Too Tired to Die

 Good title. Decent premise (guy has a dream about death as a beautiful woman, sees woman periodically around town, then she tells him he's going to die in 12 hours). Good acting (from Chunking Express' Takeshi Kaneshiro in the lead, the usually one-note Mira Sorvino as Death and Jeffrey Wright and Ben Gazzara in supporting roles). Unfortunately, the whole is less than the sum of its parts. Seemingly not sure exactly what he wants to say, first-time writer-director Wonsuk Chin meanders way too long on trivial things. Our protagonist's prophetic dreams could stand to be much shorter, as could conversations about Balzac. And it's a catastrophic misstep to have Sorvino play a second role as a man (think Johnny Depp's dual roles in Before Night Falls were jarring? This is worse).
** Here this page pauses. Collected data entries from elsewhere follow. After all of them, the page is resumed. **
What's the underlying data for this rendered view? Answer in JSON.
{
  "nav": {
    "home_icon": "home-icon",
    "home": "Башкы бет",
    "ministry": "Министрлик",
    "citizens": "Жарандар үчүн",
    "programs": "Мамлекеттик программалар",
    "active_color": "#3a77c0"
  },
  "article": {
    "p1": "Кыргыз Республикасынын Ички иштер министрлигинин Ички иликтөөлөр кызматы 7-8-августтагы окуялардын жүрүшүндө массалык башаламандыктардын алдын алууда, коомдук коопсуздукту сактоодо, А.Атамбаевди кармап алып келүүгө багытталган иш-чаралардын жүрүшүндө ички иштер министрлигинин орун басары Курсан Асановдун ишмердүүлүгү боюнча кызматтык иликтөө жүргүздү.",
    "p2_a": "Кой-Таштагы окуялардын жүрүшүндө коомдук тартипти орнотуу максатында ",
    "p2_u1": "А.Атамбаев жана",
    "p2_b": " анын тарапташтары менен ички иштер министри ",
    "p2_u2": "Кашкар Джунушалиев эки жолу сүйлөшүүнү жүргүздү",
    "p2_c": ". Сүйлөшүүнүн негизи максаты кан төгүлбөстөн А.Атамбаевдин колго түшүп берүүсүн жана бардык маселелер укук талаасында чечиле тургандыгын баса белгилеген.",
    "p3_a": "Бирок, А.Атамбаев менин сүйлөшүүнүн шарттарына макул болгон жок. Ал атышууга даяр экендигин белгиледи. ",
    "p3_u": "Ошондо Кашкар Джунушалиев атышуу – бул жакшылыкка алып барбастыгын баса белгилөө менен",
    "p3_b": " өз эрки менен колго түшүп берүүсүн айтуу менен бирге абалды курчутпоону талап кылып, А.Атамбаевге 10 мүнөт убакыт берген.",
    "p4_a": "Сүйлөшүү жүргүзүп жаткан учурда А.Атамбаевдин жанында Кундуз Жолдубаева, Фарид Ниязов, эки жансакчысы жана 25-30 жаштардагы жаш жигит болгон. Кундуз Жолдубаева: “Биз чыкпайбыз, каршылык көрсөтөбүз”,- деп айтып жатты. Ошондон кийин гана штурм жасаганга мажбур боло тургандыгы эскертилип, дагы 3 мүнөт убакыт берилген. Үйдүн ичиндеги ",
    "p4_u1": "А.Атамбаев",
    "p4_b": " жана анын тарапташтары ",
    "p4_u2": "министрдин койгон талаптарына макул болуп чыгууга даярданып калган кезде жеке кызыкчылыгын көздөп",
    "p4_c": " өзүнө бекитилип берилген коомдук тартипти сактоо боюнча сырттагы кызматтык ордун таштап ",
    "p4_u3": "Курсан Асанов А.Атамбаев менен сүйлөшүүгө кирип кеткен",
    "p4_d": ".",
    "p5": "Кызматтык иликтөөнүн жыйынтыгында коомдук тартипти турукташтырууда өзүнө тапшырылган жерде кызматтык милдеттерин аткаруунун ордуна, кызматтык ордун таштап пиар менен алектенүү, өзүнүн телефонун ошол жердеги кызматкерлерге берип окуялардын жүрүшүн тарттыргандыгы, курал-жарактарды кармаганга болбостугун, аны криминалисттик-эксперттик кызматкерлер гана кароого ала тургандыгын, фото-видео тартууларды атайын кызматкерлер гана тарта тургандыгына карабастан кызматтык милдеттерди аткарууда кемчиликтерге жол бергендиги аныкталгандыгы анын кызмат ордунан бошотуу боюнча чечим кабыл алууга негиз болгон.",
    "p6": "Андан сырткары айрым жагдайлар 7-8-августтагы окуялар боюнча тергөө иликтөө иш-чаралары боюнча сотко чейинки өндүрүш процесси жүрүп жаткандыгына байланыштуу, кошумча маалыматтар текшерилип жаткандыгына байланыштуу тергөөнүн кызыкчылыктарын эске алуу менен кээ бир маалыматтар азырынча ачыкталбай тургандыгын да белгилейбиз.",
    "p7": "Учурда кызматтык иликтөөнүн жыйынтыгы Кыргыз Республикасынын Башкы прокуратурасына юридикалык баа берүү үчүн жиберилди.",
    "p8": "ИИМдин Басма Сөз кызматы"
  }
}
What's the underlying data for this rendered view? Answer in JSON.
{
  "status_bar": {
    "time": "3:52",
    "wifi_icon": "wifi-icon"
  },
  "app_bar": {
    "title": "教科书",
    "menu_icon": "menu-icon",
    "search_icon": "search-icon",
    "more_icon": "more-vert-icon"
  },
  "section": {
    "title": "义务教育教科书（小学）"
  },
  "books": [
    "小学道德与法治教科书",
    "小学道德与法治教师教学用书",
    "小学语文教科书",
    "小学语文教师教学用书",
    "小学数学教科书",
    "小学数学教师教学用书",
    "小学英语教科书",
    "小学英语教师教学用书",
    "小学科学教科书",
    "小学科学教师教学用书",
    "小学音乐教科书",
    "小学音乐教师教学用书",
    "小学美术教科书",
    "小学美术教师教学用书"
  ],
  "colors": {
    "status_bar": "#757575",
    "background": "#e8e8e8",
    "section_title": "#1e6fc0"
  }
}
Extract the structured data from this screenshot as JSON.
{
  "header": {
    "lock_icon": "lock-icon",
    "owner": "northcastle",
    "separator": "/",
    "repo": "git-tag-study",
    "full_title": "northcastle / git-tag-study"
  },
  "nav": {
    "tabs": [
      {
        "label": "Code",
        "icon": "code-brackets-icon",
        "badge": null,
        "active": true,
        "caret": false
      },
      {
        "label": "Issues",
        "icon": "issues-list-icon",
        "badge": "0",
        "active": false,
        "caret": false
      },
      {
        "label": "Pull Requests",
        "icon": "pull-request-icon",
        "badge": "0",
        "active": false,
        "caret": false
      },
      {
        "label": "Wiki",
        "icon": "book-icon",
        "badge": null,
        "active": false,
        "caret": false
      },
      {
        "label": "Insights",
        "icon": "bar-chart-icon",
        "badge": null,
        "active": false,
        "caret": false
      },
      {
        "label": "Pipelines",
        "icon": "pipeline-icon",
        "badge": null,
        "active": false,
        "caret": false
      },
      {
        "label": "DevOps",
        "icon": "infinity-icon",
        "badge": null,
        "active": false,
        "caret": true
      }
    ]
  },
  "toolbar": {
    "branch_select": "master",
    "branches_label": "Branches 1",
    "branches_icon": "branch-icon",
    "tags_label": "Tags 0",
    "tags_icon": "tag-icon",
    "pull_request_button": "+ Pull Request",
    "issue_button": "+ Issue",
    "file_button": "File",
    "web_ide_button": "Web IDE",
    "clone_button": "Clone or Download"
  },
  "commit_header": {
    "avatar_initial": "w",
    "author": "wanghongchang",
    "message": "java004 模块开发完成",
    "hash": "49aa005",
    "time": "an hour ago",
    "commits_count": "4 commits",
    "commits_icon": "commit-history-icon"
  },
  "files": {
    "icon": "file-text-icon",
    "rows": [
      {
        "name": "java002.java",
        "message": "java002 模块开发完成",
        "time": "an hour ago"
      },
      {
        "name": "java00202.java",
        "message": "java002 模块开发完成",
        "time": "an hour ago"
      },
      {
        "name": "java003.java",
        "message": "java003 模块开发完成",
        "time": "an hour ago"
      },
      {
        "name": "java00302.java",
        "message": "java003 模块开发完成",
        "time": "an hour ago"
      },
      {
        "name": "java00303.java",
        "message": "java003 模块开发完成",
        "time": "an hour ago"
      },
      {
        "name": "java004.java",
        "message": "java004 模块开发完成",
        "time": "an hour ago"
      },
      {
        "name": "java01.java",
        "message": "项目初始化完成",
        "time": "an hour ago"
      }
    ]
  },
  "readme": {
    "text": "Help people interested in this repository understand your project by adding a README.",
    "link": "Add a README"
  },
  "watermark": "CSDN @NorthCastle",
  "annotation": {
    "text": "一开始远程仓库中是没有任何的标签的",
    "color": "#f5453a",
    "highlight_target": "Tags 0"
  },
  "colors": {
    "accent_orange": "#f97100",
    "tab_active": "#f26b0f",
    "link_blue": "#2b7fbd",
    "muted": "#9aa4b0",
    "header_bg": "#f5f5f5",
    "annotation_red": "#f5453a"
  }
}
Still, during scenes like the strange dinner party with Gazzara's aging artist and his hot young girlfriend eyeing our doomed hero as if he were just another conceptual art piece, we get a glimpse of the greatness that this film should have come closer to. It screens with the short film "Fever Pitch" (not to be confused with the Nick Hornby-scripted film), a sort-of documentary in which director and self-described "obsesssive videographer" Willard Morgan chronicles his attempt to show a short documentary to his idol Michael Moore. Amusing if only to see Moore as the butt of the guerrilla muckraking technique he perfected, it's just the right length at 26 minutes. Perennial struggling actor Dennis Woodruff also appears.